容爺爺是他最親近的人,在他生死攸關的時刻,容子澈必須回去陪著容爺爺。

溫如意把衝到喉嚨口的話咽回去,「你先去吧,有什麼話,我們回來再說。」

「對不起,如意,解決了爺爺的事情,我會很快回來。」容子澈伸手,壓住她的後腦勺,在她的額頭上輕輕的親了一下,然後很快放開。

溫如意扯了扯唇角:「嗯,你放心去吧。」

容子澈沒又耽誤過多時間,很快離開。

溫如意站在門口,看著他的車子離開,回到空蕩蕩的客廳里,只覺得悵然所失。

……

這一晚,對很多人來說,都是一個不眠夜。

容老爺子再次被送進了急救室,容家上下全都聚集在了急救室門口,杜房明也被容淑芬叫了過來。

既然家裡所有人都知道,房明已經從監獄出來。

她也沒必要再瞞著了。

讓房明過來醫院這邊,既能讓老太太跟房明多多相處,又能第一時間掌控老爺子的病情。

以老爺子現在的病情,只要稍微有件事情衝擊。

都有可能讓他失去神志,或者沒了命。

如果走到那一步,容家就要易主了。

她得防著容子澈。

容淑芬想到這,拉著杜房明又往容老太太跟前坐了一些。

杜房明頂著一張紅腫的臉,垂著腦袋沒有說話。

自從中午如意開車撞人後,他就一直找不到如意了,他知道她厭煩自己,恨自己,自己應該遠離她……

可他沒辦法控制自己的心,只要想到她,就忍不住的去找她。

不知道她現在怎麼樣了……

如果因為那個男人出事,而讓她擔上罪名,他於心難安,他會向警察說明當時的情況。

是他惹惱了如意,她才會那麼做。

或者……

他願意替她頂罪,只要她願意,他可以為她做一切來贖罪。

容老太太流淚不止。

容父扶著容母,安靜的坐在另一張長椅上。

所有人心思各異,走廊里寂靜的連一根針掉在地上,都能聽的一清二楚。

而就在這時……

走廊的一頭,響起的腳步聲,打破了空氣的沉寂。

容子澈裹狹著寒冷的秋風,一步步的走過來。

容淑芬在看到容子澈出現的那一刻,滿是哀傷的臉上,瞬間被憤怒和尖刻代替,她不允許容子澈回容家,一旦他回來,那容家的一切一分都不會落到房明手上!

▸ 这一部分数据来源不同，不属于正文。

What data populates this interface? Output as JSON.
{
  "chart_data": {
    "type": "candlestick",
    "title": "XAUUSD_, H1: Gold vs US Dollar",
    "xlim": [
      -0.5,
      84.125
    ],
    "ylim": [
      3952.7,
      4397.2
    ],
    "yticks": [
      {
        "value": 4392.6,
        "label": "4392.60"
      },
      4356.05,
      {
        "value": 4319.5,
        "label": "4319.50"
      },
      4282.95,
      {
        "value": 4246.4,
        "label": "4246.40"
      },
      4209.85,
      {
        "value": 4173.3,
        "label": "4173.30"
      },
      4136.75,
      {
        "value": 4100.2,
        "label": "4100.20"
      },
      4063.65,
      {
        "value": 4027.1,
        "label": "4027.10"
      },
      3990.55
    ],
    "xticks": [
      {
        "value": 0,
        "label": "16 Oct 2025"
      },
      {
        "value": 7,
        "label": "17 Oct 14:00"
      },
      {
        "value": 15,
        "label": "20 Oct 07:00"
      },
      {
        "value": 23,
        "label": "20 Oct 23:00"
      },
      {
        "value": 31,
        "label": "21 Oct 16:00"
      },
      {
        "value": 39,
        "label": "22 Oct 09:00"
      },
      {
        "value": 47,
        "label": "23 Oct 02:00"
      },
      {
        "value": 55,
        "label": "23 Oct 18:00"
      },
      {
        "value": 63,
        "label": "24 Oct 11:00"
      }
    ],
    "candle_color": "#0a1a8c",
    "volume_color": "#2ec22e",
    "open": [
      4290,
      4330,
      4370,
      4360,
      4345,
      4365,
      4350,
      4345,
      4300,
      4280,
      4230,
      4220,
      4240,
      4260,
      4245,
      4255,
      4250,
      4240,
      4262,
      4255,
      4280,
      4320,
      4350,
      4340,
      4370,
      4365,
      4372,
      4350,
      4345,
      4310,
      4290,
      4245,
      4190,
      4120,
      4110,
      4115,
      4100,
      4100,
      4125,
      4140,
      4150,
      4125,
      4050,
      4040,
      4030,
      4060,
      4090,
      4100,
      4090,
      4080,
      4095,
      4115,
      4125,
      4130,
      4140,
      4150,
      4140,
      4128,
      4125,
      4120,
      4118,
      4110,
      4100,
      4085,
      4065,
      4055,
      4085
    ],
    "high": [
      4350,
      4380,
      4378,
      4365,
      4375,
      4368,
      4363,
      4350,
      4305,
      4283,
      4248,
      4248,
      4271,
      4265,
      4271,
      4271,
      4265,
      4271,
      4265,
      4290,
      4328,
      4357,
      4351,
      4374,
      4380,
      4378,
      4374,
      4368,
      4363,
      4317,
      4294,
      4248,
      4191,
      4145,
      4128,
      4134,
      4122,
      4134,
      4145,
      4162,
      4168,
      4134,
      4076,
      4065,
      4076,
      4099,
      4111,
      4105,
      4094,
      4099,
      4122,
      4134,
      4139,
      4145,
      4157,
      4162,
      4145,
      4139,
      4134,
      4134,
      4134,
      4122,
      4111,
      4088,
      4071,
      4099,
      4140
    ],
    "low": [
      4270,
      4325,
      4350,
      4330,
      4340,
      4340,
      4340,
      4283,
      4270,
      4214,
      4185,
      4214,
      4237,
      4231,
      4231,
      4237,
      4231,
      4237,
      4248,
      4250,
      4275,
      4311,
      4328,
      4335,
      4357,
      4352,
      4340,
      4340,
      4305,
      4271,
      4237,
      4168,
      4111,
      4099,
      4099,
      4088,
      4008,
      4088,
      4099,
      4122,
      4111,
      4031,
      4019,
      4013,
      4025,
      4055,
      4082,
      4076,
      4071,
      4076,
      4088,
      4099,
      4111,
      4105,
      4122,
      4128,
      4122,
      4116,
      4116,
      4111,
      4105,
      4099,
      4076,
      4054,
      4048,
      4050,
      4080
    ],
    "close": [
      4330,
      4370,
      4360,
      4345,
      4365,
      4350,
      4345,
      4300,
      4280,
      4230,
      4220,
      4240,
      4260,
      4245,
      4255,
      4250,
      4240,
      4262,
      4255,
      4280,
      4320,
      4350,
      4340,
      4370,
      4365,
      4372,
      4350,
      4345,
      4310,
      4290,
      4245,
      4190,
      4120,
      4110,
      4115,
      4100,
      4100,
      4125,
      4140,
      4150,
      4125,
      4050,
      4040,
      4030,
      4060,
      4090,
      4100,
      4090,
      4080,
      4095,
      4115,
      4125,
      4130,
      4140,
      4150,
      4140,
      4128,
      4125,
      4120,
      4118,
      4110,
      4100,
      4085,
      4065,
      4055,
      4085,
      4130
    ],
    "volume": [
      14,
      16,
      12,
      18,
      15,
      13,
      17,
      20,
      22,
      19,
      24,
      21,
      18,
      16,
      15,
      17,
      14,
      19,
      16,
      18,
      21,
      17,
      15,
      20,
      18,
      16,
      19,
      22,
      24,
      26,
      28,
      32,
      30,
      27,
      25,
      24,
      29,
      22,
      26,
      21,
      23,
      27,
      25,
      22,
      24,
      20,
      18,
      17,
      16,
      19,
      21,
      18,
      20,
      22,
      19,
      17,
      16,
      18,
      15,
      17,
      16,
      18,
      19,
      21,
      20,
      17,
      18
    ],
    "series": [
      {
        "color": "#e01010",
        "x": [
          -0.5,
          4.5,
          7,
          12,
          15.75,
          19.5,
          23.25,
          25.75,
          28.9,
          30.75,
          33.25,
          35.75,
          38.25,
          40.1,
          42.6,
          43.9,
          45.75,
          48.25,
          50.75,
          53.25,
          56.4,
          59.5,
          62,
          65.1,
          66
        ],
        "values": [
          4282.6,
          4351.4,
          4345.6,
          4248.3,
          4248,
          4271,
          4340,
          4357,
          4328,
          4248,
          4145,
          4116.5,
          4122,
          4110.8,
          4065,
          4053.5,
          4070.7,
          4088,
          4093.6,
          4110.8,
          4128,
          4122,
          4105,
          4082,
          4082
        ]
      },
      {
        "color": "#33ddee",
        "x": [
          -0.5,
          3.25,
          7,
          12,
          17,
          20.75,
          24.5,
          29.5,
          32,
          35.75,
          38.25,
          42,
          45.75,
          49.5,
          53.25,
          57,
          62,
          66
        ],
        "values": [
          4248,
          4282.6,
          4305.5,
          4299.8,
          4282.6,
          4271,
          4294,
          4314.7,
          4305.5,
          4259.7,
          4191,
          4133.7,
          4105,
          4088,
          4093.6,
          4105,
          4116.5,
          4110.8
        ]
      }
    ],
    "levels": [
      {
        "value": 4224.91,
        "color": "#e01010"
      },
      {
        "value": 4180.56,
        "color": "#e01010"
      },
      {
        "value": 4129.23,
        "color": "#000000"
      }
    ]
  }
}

當初是他要脫離容家,跟家裡人斷絕關係,現在想回來,拿回容家的一切,也得問其他人同意不同意!

容子澈沒看其他人,徑自走到自己的父母前面,問:「爺爺怎麼會突然進急救室?」

容父聲音疲憊嘶啞:「不知道,晚上好好的,忽然就成了這樣。」

「現在情況怎樣了?」容子澈又問。

「不清楚,還在急救室里搶救,醫生還沒說清楚情況。」

容父回答。

容子澈聞言,雙手緊緊地攥在了一起。

容母倚靠著容父,臉色蒼白得沒有半點血色,她撞的那一下,讓她輕微的腦震蕩和失血過多,哪怕到了現在身體也沒能恢復。

看了一眼容子澈,她想要說話。

但看了一眼,坐在不遠處的容老太太和容淑芬,又把到嘴邊的話咽回去,緩了緩說:「你爺爺現在情況危險,子澈,你但凡有點良心,你就守著他,別再走了。」

容子澈沒有說話,他知道母親留下來的意思是什麼。

要他留在容家,接管容家的一切。

最好跟如意,劃清界限。

杜房明聽到容子澈的聲音,小心的看了他所在的方向一眼,然後縮到了容老太太和容淑芬的後面,他害怕容子澈,當初容子澈親手把他送到監獄里,在他心裡留下了陰影。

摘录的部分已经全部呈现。